Thanks for that - it looks like the battery and cables are the first point to check - so I'll do that when I get home!

Has anyone here actually ever experienced the exact same problem as me before. or heard of it?

Many thanks!

Lion Heart
 
Hi Guys

Sorry for the delay. Sorted now, but wanted to let you know in case someone else with a similar issue comes up...

Yes, Gyro, to answer your questions. It's the 4.4 petrol. No, EVERYTHING internally dies - so yes sat nav screen goes off, all interior lighting - absolutely everything, but the engine does not stop and the power comes back on a couple of seconds later. Definitely not the air suspension as it does it almost exclusively when there's pressure on the brakes.

Ok, so I went on a DIY investigation...

I checked that the battery was clamped firmly in place - it was
I checked all of the main power cables I could see for cracks, fractures etc. All looked fine.
I checked all earth cables I could see for the same. All looked fine.

Then, when looking at the battery I noted that it was a dry connection (i.e. no copper grease). Not good. Genuine LR battery too so would have been fitted by LR. Also, a chap worked on my car a short while back and he would have disconnected the battery numerious times, as he's a professional mechanic!!!!!

So, I decided to slip the connectors off and put some copper grease in there just as good practice. Imagine my DISGUST when I found that the + connection was so loose that I could move the + cable back and forth around the connector quite easily by hand.

I was well, well naffed off. So, took them off, copper grease, back and and made sure they were both good and tight. Problem seems (touch wood!) to be completely solved.

I can't believe my car was left this way, and we were subject to all this worry for, basically, nothing except a PAID mechanic not checking their own work correctly.

Still, the good news is that it seems to be fixed :eek:)

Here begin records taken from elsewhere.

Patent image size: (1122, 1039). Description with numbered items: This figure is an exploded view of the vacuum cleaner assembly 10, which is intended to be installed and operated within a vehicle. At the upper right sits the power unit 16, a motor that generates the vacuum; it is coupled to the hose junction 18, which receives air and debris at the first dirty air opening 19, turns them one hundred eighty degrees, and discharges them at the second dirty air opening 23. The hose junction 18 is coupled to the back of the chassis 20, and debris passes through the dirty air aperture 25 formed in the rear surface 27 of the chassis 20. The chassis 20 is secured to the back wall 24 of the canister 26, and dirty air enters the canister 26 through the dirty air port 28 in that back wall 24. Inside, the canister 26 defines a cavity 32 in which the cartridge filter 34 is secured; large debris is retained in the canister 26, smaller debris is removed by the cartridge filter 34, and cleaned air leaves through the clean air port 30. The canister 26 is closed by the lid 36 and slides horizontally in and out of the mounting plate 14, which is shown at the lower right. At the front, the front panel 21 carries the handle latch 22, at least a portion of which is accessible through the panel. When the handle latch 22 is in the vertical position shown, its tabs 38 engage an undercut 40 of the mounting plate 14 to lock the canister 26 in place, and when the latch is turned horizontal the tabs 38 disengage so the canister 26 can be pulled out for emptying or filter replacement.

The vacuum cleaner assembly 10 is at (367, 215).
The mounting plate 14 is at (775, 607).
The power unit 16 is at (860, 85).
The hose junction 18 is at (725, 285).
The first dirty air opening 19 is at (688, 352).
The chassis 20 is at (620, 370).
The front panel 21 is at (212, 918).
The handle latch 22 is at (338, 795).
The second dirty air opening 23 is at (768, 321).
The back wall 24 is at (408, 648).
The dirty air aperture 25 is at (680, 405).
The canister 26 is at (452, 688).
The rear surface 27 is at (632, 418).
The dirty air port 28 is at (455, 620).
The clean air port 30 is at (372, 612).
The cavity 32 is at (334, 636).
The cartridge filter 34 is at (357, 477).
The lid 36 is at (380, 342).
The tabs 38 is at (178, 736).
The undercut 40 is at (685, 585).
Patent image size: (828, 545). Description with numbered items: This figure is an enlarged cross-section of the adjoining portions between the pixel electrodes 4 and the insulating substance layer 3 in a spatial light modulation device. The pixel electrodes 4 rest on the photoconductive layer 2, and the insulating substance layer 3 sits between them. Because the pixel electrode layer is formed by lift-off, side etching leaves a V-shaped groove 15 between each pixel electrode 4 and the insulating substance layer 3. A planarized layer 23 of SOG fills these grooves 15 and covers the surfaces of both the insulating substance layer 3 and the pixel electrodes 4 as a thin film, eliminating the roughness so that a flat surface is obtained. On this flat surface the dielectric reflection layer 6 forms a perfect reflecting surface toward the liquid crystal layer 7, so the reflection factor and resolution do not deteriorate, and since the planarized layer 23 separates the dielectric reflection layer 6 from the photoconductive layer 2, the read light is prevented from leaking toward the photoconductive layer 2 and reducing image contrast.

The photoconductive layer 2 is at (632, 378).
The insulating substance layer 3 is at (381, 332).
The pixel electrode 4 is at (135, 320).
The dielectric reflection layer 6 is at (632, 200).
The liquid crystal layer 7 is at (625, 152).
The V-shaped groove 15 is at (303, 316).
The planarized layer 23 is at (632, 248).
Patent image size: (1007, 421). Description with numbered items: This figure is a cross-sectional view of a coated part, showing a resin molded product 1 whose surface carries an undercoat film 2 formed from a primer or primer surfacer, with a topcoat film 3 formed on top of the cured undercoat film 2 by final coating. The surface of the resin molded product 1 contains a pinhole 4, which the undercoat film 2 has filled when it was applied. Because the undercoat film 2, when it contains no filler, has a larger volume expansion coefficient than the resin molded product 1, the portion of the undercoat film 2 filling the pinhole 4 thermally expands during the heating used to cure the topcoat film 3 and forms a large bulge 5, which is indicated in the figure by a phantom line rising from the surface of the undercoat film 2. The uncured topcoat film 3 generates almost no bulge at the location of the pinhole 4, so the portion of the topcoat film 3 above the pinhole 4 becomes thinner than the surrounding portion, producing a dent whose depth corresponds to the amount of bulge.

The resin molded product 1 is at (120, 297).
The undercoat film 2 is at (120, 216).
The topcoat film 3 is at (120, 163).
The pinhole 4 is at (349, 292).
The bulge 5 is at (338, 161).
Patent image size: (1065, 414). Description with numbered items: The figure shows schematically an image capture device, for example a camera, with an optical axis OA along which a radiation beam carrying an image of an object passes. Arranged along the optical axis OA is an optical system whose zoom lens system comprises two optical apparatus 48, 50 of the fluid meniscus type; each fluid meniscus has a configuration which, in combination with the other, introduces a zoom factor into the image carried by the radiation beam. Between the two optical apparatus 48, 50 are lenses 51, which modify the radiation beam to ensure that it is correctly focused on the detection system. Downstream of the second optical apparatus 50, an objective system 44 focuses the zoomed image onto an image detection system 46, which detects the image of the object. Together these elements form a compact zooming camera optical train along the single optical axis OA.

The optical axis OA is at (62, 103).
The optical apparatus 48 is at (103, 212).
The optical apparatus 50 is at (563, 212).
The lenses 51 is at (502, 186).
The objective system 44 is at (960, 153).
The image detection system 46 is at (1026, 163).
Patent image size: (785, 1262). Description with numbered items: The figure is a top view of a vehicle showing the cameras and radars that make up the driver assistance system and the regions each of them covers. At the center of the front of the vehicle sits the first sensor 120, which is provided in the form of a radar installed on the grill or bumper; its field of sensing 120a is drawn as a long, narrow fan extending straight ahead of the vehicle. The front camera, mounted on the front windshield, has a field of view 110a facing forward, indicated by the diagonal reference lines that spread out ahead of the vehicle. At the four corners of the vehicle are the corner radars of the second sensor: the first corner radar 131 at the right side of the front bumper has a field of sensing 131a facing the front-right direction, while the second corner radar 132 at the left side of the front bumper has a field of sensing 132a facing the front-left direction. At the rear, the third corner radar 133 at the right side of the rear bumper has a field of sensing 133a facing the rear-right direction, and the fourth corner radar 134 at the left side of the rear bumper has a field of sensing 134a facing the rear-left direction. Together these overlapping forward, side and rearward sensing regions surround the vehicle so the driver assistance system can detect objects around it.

Thanks for your help guys!

Lion Heart
 
Many thanks for coming back and giving us the benfit of your experience, you'll be surprised by the number who come on here - ask a Q - get an A - then bugger off without some much as a thank you or to tell us the resolution, as this could help others...

Sorry to hear your Mech cut a few corners, and glad you sorted it with minimal cost....
 
Copper grease is not a good idea as far as I'm concerned. The actual contact surfaces should be clean and dry and then a coating of vaseline applied to the exterior to prevent corrosion.